You're My Everything (1949), 6 Color

In 1924, stage-struck Boston blueblood Hannah Adams picks up musical star Tim O'Connor and takes him home for dinner. One thing leads to another, and when Tim's show rolls on to Chicago a ... 
1h 34min | Comedy, Musical | 29 June 1949 | Color
Director: Walter Lang
Stars: Dan Dailey, Anne Baxter, Anne Revere.
Nick Castle ... choreographer

bootleg, poor color

In the Tap! Appendix for Berry Brothers (Ananias and Warren Berry), Dan Dailey. The Berrys dance with DD at a train station (they're redcaps), on a couple of suitcases, on a RR car, and up and down a couple of slanted foundations. The song: Chattanooga Choo Choo. It's highly derivative of Sun Valley Serenade ('41) mixed with a suitcase dance that might even have been performed by the Berrys. (I searched my notes for "suitcase", but no match.) This is the last film credit for each Berry. I wasn't crazy about the number; like the Nicholas Bros dancing with G.Kelly in The Pirate ('48), the blending of styles made it less interesting. What was interesting about it: there would be no way to preserve DD's dancing if BBs were excised. They were always in close proximity, and DD plus 1 BB often shared a standard-size suitcase underfoot.

But this film goes to a very offensive place too: DD plays a black butler in scenes stolen from Shirley Temple and Bill Robinson.

The plot of this film is very strange: DD plays a working hoofer, starring(?) in a musical play. AB is a socialite who is fascinated by him, attends the show daily. She is NOT stage-struck, she's crushing on him. She finally waits for him in the rain by the stage door after a performance, and manages to share some shelter with him. The conversation turns to food and she invites him home for dinner with her parents and aunt. They date, break up (her idea), the aunt pulls them back together, they marry, and travel for his work.

He gets invited to screentest for silent films, the director pulls AB up to test with him, and the wrong star is born.
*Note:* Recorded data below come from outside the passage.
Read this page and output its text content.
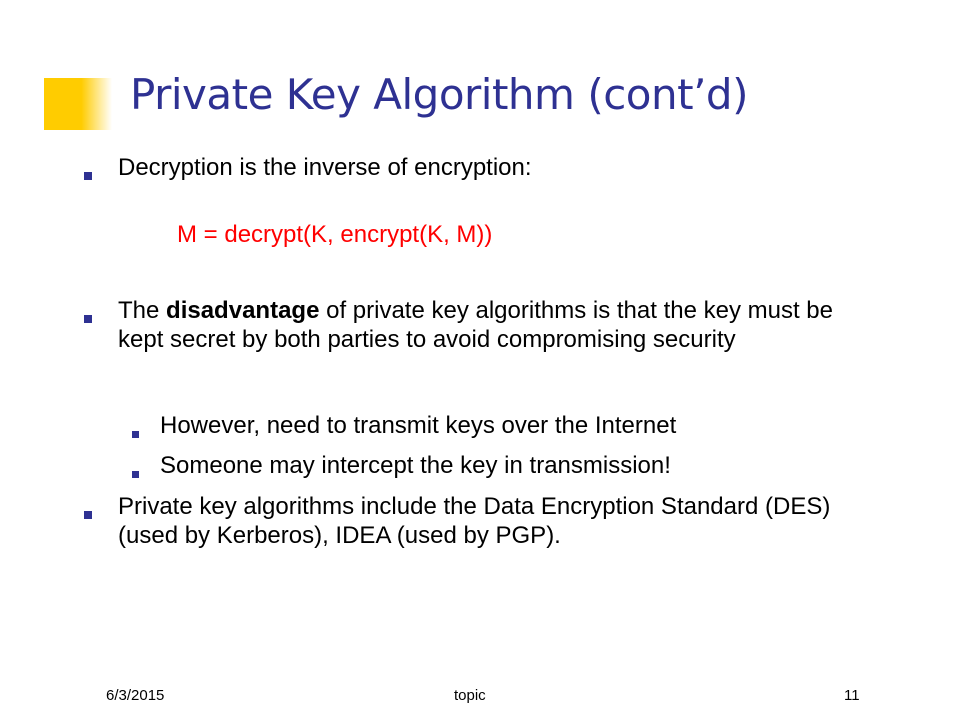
Private Key Algorithm (cont’d)
Decryption is the inverse of encryption:
M = decrypt(K, encrypt(K, M))
The disadvantage of private key algorithms is that the key must be kept secret by both parties to avoid compromising security
However, need to transmit keys over the Internet
Someone may intercept the key in transmission!
Private key algorithms include the Data Encryption Standard (DES) (used by Kerberos), IDEA (used by PGP).
6/3/2015	topic	11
DD goes back on the road while AB soars, but she manages to get pregnant. While on maternity leave, the talkies take over, and she bows out of films. But the studio is trying to make a musical, she insists her husband gets a shot, and a new star is born. Hence the extremely unlikely number with the Berry Brothers. The DD/AB daughter goes to the set with him, and they must dance at home. AB is angry that DD encourages her stage-struck inclinations. (The child actress here only has 3 film credits.)

Musicals fade, and DD decides he's done with movies. They get a farm, but still subscribe to Variety. When a prominent child star is put out of commission by appendicitis, DD has the bright idea that his daughter could take the role, and suggests himself as the black butler to help her along. AB only agrees after DD promises this is a 1-picture deal.

So they do the scenes with DD in dark, dark blackface, all stolen from Shirley Temple, mostly from The Littlest Rebel (1935), and creates a production number for The Good Ship Lollipop (which ST never did, although she sang it in 1.5 films.) 

When the film is done, a studio boss starts talking about the next one, AB gets mad and takes the girl home to mother. The aunt creates a reconciliation (hooray for telegrams, which anyone can send and sign with any name they please), and we close the film on supposedly happy terms, with no real resolution to whether the child will have a career or not.

The weird/refreshing parts were: AB has no love of her career, and drops it easily. DD has no jealousy about her career, and doesn't stray with other women on the road. He, too, drops his career readily when musicals fade for a couple of years. However, showbiz mom wanting a "normal" life for her child is not new. They didn't send her off to boarding school, which is also refreshing.

But stealing from Shirley Temple and Bill Robinson was nauseating to me. The ... Lollipop number even included a staircase that they tapped their feet against briefly. In no way was any of the DD/child dancing an homage to the ST/BR dances. The style was completely different: very fast and lots of traveling back and forth around the stage.

I'm happy to have as many Berry Brothers movies as I do. Without them in this film, the rating would be lower.